A number of health groups in the state are promoting an initiative petition campaign that would ask voters to increase tobacco taxes, including a 73-cent hike for a pack of cigarettes, now taxed at 17 cents.
The proposal is designed to channel increased tobacco tax revenue to smoking prevention and cessation programs.
Efforts to curb the health hazards - and consequent medical costs - are commendable.
Smoking is and expensive and unhealthy habit. Avoiding or quitting smoking is perhaps the single greatest step toward a healthy lifestyle.
In addition, Missouri's 17-cent-a-pack cigarette tax is the lowest in the nation; the national average is $1.46 a pack.
Our concern is such an effort would be well under way if Missouri officials had not diverted millions of dollars from a court settlement intended precisely for that purpose.
A legal settlement is not intended to be a windfall, it is intended as compensation for damages.
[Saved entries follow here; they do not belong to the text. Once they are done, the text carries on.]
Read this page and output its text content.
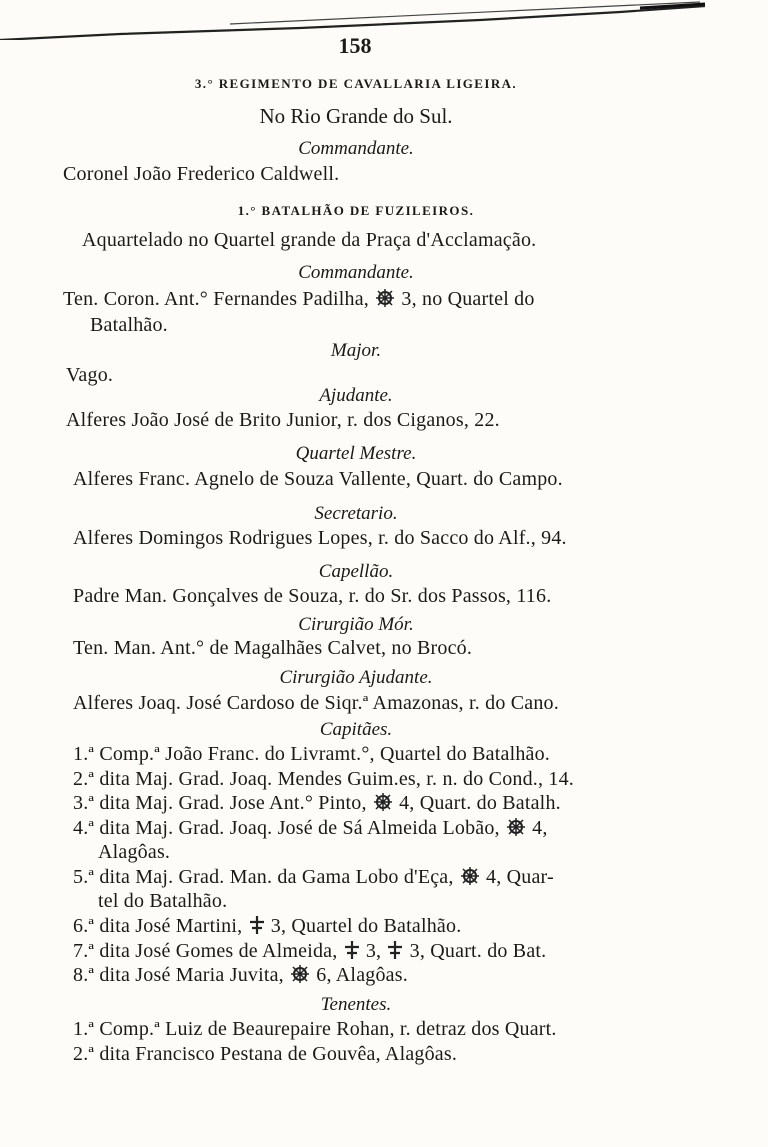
158
3.° REGIMENTO DE CAVALLARIA LIGEIRA.
No Rio Grande do Sul.
Commandante.
Coronel João Frederico Caldwell.
1.° BATALHÃO DE FUZILEIROS.
Aquartelado no Quartel grande da Praça d'Acclamação.
Commandante.
Ten. Coron. Ant.° Fernandes Padilha, 3, no Quartel do
Batalhão.
Major.
Vago.
Ajudante.
Alferes João José de Brito Junior, r. dos Ciganos, 22.
Quartel Mestre.
Alferes Franc. Agnelo de Souza Vallente, Quart. do Campo.
Secretario.
Alferes Domingos Rodrigues Lopes, r. do Sacco do Alf., 94.
Capellão.
Padre Man. Gonçalves de Souza, r. do Sr. dos Passos, 116.
Cirurgião Mór.
Ten. Man. Ant.° de Magalhães Calvet, no Brocó.
Cirurgião Ajudante.
Alferes Joaq. José Cardoso de Siqr.ª Amazonas, r. do Cano.
Capitães.
1.ª Comp.ª João Franc. do Livramt.°, Quartel do Batalhão.
2.ª dita Maj. Grad. Joaq. Mendes Guim.es, r. n. do Cond., 14.
3.ª dita Maj. Grad. Jose Ant.° Pinto, 4, Quart. do Batalh.
4.ª dita Maj. Grad. Joaq. José de Sá Almeida Lobão, 4,
Alagôas.
5.ª dita Maj. Grad. Man. da Gama Lobo d'Eça, 4, Quar-
tel do Batalhão.
6.ª dita José Martini, 3, Quartel do Batalhão.
7.ª dita José Gomes de Almeida, 3, 3, Quart. do Bat.
8.ª dita José Maria Juvita, 6, Alagôas.
Tenentes.
1.ª Comp.ª Luiz de Beaurepaire Rohan, r. detraz dos Quart.
2.ª dita Francisco Pestana de Gouvêa, Alagôas.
Missouri, however, subverted that intention.
According to the Campaign For Tobacco-Free Kids, Missouri has allocated $60,000 for tobacco prevention in fiscal year 2012, less than 0.1 percent of the $244 million it will receive from settlement payments and tobacco taxes.
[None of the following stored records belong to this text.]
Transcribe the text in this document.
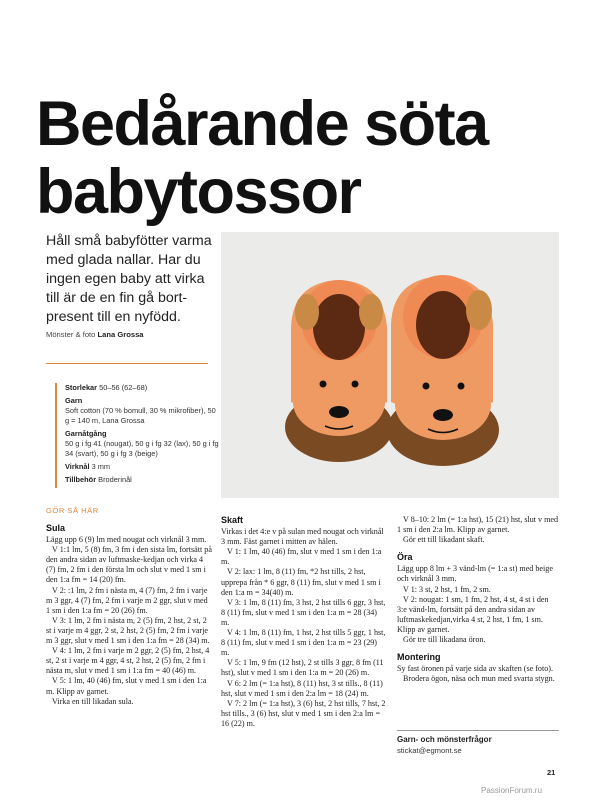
Bedårande söta
babytossor

Håll små babyfötter varma med glada nallar. Har du ingen egen baby att virka till är de en fin gå bort-present till en nyfödd.

Mönster & foto Lana Grossa
Storlekar 50–56 (62–68)
Garn
Soft cotton (70 % bomull, 30 % mikrofiber), 50 g = 140 m, Lana Grossa
Garnåtgång
50 g i fg 41 (nougat), 50 g i fg 32 (lax), 50 g i fg 34 (svart), 50 g i fg 3 (beige)
Virknål 3 mm
Tillbehör Broderinål
GÖR SÅ HÄR
Sula

Lägg upp 6 (9) lm med nougat och virknål 3 mm.

V 1:1 lm, 5 (8) fm, 3 fm i den sista lm, fortsätt på den andra sidan av luftmaske-kedjan och virka 4 (7) fm, 2 fm i den första lm och slut v med 1 sm i den 1:a fm = 14 (20) fm.

V 2: :1 lm, 2 fm i nästa m, 4 (7) fm, 2 fm i varje m 3 ggr, 4 (7) fm, 2 fm i varje m 2 ggr, slut v med 1 sm i den 1:a fm = 20 (26) fm.

V 3: 1 lm, 2 fm i nästa m, 2 (5) fm, 2 hst, 2 st, 2 st i varje m 4 ggr, 2 st, 2 hst, 2 (5) fm, 2 fm i varje m 3 ggr, slut v med 1 sm i den 1:a fm = 28 (34) m.

V 4: 1 lm, 2 fm i varje m 2 ggr, 2 (5) fm, 2 hst, 4 st, 2 st i varje m 4 ggr, 4 st, 2 hst, 2 (5) fm, 2 fm i nästa m, slut v med 1 sm i 1:a fm = 40 (46) m.

V 5: 1 lm, 40 (46) fm, slut v med 1 sm i den 1:a m. Klipp av garnet.

Virka en till likadan sula.

Skaft

Virkas i det 4:e v på sulan med nougat och virknål 3 mm. Fäst garnet i mitten av hälen.

V 1: 1 lm, 40 (46) fm, slut v med 1 sm i den 1:a m.

V 2: lax: 1 lm, 8 (11) fm, *2 hst tills, 2 hst, upprepa från * 6 ggr, 8 (11) fm, slut v med 1 sm i den 1:a m = 34(40) m.

V 3: 1 lm, 8 (11) fm, 3 hst, 2 hst tills 6 ggr, 3 hst, 8 (11) fm, slut v med 1 sm i den 1:a m = 28 (34) m.

V 4: 1 lm, 8 (11) fm, 1 hst, 2 hst tills 5 ggr, 1 hst, 8 (11) fm, slut v med 1 sm i den 1:a m = 23 (29) m.

V 5: 1 lm, 9 fm (12 hst), 2 st tills 3 ggr, 8 fm (11 hst), slut v med 1 sm i den 1:a m = 20 (26) m.

V 6: 2 lm (= 1:a hst), 8 (11) hst, 3 st tills., 8 (11) hst, slut v med 1 sm i den 2:a lm = 18 (24) m.

V 7: 2 lm (= 1:a hst), 3 (6) hst, 2 hst tills, 7 hst, 2 hst tills., 3 (6) hst, slut v med 1 sm i den 2:a lm = 16 (22) m.

V 8–10: 2 lm (= 1:a hst), 15 (21) hst, slut v med 1 sm i den 2:a lm. Klipp av garnet.

Gör ett till likadant skaft.

Öra

Lägg upp 8 lm + 3 vänd-lm (= 1:a st) med beige och virknål 3 mm.

V 1: 3 st, 2 hst, 1 fm, 2 sm.

V 2: nougat: 1 sm, 1 fm, 2 hst, 4 st, 4 st i den 3:e vänd-lm, fortsätt på den andra sidan av luftmaskekedjan,virka 4 st, 2 hst, 1 fm, 1 sm. Klipp av garnet.

Gör tre till likadana öron.

Montering

Sy fast öronen på varje sida av skaften (se foto).

Brodera ögon, näsa och mun med svarta stygn.

Garn- och mönsterfrågor
stickat@egmont.se
21
PassionForum.ru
The proposed initiative petition would ask voters to approve a law, not a constitutional amendment.
A law is preferable, because tax rates should not be enshrined in the Constitution.
Voter-approved laws, however, can be altered by the Legislature, as evidenced by the legislative changes to the voter-approved Proposition B animal welfare regulations.
Consequently, lawmakers would have power to amend the voter-approved initiative, just as they diverted tobacco-settlement funds.
A popular axiom states: "Fool me once, shame on you. Fool me twice, shame on me."
Health groups may mean well, but Missourians don't deserve to be fooled again.